The James Webb Space Telescope is currently under construction at NASA’s Goddard Space Flight Center just outside of Washington, D.C. The ‘scope is designed to observe the Universe in infrared light, and ordinary glass, even the substances used to make visible light telescopes, won’t do. Infrared light passes through it, or doesn’t reflect efficiently.
Gold, however, is an excellent reflector of IR light, so each of JWST’s 18 hexagonal mirrors is coated in an extremely thin layer of gold, only a fraction of a micron thick. Each mirror only needs about 3 grams of gold, which is actually pretty cheap compared with the other components of the observatory. It looks odd to our eyes, but to an object emitting IR light, those are nearly perfect mirrors.
This photo is pretty remarkable. The individual mirrors are about 1.3 meters (a little more than 4 feet) across, but weigh a mere 20 kilos (45 pounds). This was achieved by using lightweight beryllium for the backing, and cutting away most of that to leave a triangular ribbed web of metal. When you’re going to space, weight is an issue, but not at the cost of stability; beryllium gives both low mass and high structural support.
The gold is deposited on the mirrors using what’s called vacuum deposition; the mirrors are placed in a vacuum chamber and the gold is deposited as a vapor, allowing the surface to be built up at one atomic layer at a time. This allows for a very smooth finish, and high reflectivity for the mirror. The process is described in this “Behind the Webb” podcast from the Space Telescope Science Institute:
The mirrors were completed in 2012 at Ball Aerospace in Boulder, Colorado; I attended a celebration of the event. They’re pretty amazing to look at, beautiful in both color and symmetry. Incidentally, NASA has a webcam (called the WebbCam, of course) set up in the clean room where JWST is being prepped, so you can watch what’s going on live.
The final design has the 18 mirrors in the flower pattern you can see in the first photo. Lying across it is the V-shaped boom holding the secondary mirror (you can see it just in front of the bunny-suited technician standing on the orange platform on the left). After launch, that boom will extend up, so the secondary mirror is pointed down at the center of the primary array; light from celestial objects will bounce off the primary array into the secondary mirror, then back down through the central hole in the primary to the instruments (cameras) that will be behind the mirror. The hexagonal mirrors have actuators on the back that allow their positions to be adjusted; each will be carefully aimed so they act in concert.

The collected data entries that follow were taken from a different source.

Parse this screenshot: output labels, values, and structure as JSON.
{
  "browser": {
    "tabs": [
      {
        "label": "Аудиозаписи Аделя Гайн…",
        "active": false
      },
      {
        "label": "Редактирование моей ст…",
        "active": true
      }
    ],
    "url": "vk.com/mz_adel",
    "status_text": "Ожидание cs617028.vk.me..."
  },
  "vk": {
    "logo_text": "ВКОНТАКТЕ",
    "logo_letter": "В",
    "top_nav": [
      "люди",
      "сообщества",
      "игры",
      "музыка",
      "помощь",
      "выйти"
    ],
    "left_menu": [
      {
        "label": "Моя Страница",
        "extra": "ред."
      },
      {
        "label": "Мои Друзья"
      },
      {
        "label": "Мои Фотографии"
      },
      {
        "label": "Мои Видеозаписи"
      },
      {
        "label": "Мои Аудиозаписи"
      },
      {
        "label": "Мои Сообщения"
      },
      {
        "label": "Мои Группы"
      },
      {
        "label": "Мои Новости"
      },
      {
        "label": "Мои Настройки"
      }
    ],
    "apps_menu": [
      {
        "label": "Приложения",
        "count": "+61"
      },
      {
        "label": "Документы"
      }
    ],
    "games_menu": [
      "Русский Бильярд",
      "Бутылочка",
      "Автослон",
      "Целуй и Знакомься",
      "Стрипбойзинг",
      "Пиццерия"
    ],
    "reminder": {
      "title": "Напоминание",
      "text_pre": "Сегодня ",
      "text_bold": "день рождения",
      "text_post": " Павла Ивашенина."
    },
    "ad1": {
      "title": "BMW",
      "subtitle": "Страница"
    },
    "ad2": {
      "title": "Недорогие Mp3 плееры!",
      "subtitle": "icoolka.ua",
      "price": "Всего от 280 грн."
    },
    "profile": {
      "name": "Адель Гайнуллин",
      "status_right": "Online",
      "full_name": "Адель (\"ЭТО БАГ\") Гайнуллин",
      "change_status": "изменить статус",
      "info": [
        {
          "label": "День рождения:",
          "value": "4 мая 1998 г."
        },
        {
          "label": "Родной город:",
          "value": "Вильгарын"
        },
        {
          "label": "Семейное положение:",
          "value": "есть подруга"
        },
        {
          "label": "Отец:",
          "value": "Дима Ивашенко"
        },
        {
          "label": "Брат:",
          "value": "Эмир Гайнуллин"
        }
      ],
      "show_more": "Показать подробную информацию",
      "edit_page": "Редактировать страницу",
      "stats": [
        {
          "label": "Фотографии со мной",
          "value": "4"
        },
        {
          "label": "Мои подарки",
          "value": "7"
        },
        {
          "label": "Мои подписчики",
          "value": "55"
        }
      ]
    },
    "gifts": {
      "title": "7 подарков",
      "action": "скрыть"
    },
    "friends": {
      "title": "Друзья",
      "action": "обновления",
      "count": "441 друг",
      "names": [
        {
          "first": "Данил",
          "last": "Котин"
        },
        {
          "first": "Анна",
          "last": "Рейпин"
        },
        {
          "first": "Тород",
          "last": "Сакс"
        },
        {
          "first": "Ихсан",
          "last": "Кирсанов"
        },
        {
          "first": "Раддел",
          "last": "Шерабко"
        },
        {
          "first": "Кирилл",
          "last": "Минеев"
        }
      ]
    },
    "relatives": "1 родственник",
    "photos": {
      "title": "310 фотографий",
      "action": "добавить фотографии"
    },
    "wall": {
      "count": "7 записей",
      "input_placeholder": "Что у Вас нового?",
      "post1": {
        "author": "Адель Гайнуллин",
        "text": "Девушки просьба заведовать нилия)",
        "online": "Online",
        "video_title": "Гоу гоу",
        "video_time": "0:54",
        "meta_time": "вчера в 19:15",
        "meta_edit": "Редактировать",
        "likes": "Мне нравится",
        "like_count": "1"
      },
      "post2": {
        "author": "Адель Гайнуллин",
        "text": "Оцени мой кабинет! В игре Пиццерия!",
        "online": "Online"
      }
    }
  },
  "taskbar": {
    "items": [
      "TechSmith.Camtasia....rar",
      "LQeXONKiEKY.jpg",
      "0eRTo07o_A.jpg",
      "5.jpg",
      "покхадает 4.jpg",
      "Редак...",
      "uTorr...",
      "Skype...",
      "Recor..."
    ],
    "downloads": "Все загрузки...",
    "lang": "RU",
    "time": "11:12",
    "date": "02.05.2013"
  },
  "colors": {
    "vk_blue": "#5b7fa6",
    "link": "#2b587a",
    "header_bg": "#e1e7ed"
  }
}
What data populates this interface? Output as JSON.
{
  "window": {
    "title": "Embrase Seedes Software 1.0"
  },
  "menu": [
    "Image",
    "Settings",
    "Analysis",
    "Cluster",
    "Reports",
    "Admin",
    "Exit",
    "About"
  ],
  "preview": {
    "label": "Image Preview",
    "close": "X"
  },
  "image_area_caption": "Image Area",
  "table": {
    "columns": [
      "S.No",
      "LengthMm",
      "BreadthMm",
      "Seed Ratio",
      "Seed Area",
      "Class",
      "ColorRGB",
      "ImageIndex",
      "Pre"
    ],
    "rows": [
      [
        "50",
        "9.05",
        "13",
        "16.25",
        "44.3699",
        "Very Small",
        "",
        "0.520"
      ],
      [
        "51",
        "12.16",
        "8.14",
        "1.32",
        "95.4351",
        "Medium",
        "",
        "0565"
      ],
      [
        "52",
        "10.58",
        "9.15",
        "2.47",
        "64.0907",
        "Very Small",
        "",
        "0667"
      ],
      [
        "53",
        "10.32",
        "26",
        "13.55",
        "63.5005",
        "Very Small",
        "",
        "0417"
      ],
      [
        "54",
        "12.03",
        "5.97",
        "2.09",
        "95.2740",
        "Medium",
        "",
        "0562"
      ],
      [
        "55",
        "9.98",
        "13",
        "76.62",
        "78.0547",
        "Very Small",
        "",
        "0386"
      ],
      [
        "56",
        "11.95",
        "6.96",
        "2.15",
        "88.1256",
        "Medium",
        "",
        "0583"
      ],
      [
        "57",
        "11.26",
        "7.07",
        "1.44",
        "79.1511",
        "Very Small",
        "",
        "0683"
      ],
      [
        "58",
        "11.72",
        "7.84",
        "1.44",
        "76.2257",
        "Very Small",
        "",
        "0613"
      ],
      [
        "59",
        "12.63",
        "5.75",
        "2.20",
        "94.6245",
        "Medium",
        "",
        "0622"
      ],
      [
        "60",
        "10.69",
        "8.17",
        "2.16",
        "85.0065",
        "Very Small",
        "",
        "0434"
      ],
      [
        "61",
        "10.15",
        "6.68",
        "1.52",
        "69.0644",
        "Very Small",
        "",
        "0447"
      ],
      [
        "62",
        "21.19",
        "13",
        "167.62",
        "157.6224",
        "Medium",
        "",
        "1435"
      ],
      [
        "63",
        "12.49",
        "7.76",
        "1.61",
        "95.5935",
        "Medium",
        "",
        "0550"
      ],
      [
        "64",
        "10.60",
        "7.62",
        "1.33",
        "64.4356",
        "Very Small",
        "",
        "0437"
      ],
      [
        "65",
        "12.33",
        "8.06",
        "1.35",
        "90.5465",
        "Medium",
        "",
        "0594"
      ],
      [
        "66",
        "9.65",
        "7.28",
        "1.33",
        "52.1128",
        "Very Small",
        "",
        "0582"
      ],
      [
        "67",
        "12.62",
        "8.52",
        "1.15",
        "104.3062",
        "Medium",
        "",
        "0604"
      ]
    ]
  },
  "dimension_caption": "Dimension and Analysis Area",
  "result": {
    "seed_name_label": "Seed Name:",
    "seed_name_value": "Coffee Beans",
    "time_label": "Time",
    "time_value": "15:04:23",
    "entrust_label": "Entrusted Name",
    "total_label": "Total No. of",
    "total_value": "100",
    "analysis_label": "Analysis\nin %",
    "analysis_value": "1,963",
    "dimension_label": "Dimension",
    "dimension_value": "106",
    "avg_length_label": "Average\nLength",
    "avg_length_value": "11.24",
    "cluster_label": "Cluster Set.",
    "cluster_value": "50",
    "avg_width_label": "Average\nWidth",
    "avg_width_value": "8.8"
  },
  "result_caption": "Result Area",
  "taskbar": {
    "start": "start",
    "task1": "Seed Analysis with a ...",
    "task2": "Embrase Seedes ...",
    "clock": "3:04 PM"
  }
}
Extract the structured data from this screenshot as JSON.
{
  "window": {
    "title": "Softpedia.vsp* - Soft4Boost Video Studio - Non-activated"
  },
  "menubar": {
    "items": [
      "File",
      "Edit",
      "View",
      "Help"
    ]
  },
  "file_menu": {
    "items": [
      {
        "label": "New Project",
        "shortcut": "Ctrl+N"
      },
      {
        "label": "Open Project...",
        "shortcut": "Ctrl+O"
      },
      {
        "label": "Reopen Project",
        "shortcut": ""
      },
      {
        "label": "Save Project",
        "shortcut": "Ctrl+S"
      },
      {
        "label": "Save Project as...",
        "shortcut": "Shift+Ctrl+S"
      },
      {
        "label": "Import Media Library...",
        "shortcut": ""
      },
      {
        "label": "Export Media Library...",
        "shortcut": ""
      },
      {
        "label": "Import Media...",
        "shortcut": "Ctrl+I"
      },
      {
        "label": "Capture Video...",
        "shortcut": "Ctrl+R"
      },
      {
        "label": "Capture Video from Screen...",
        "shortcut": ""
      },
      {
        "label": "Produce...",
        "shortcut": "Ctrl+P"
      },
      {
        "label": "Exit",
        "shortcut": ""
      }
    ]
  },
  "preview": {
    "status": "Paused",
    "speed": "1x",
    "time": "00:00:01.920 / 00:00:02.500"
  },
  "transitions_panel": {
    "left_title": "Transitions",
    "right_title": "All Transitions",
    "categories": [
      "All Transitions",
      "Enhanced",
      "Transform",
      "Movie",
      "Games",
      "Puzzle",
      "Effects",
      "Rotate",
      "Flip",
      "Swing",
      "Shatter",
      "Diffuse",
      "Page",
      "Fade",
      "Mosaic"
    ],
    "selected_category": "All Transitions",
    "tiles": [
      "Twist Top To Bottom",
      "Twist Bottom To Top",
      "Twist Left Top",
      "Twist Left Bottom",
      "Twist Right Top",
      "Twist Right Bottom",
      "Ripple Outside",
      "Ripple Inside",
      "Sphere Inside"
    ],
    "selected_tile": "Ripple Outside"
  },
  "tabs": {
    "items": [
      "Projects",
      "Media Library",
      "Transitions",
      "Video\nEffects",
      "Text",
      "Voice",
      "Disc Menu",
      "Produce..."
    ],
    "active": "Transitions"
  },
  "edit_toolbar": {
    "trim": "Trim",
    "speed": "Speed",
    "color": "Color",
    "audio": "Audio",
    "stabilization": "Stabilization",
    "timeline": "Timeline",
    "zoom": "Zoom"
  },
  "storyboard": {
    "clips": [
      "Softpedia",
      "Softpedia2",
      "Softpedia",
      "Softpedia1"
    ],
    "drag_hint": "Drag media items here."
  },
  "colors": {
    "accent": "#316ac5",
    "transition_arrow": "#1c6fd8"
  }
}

Oh, did I mention the entire 6.5 meter–wide primary array will be folded up when it’s launched on the Ariane 5 rocket, then open up like the flower it resembles once it’s in space? Yeah, that’s pretty amazing, too. Once opened and adjusted, the mirrors should be aligned to almost nanometer accuracy.
That will happen about six days after launch, while JWST is still on its way to its final destination: a gravitational resting spot called the Langrange 2 point, about 1.6 million kilometers from Earth away from the Sun. There, the gravity of the two objects balances with the orbital centrifugal force, providing a volume of space where spacecraft can maintain position easily without too much adjusting.
At that point, the observatory is more or less on its own. We can’t send astronauts to upgrade or repair it like we have with Hubble, so all these intricate dances (including deploying the folded-up tennis-court-size sunshade) have to work pretty much perfectly.
This’ll be quite a thing when it all happens. Expect a lot of nervous tweets from me and every other astronomer on the planet when it does. But all this technology has been tested in one way or another on Earth and in space, so hopefully the procedure will go well, and the roughly $10 billion ‘scope will be ready to go. It’s bigger and in many ways more powerful than Hubble, able to detect planets around other stars, stars being born that are otherwise hidden by thick shrouds of dust, asteroids and comets in our solar system, galaxies at the thin hairy edge of the observable Universe … and who knows, maybe even Planet Nine, if it’s out there.
But that’s still in the future. But not too far in the future! 2018 is coming soon, and then perhaps we’ll see a revolution in astronomy as big as the one in 1990, when Hubble itself was lofted into space.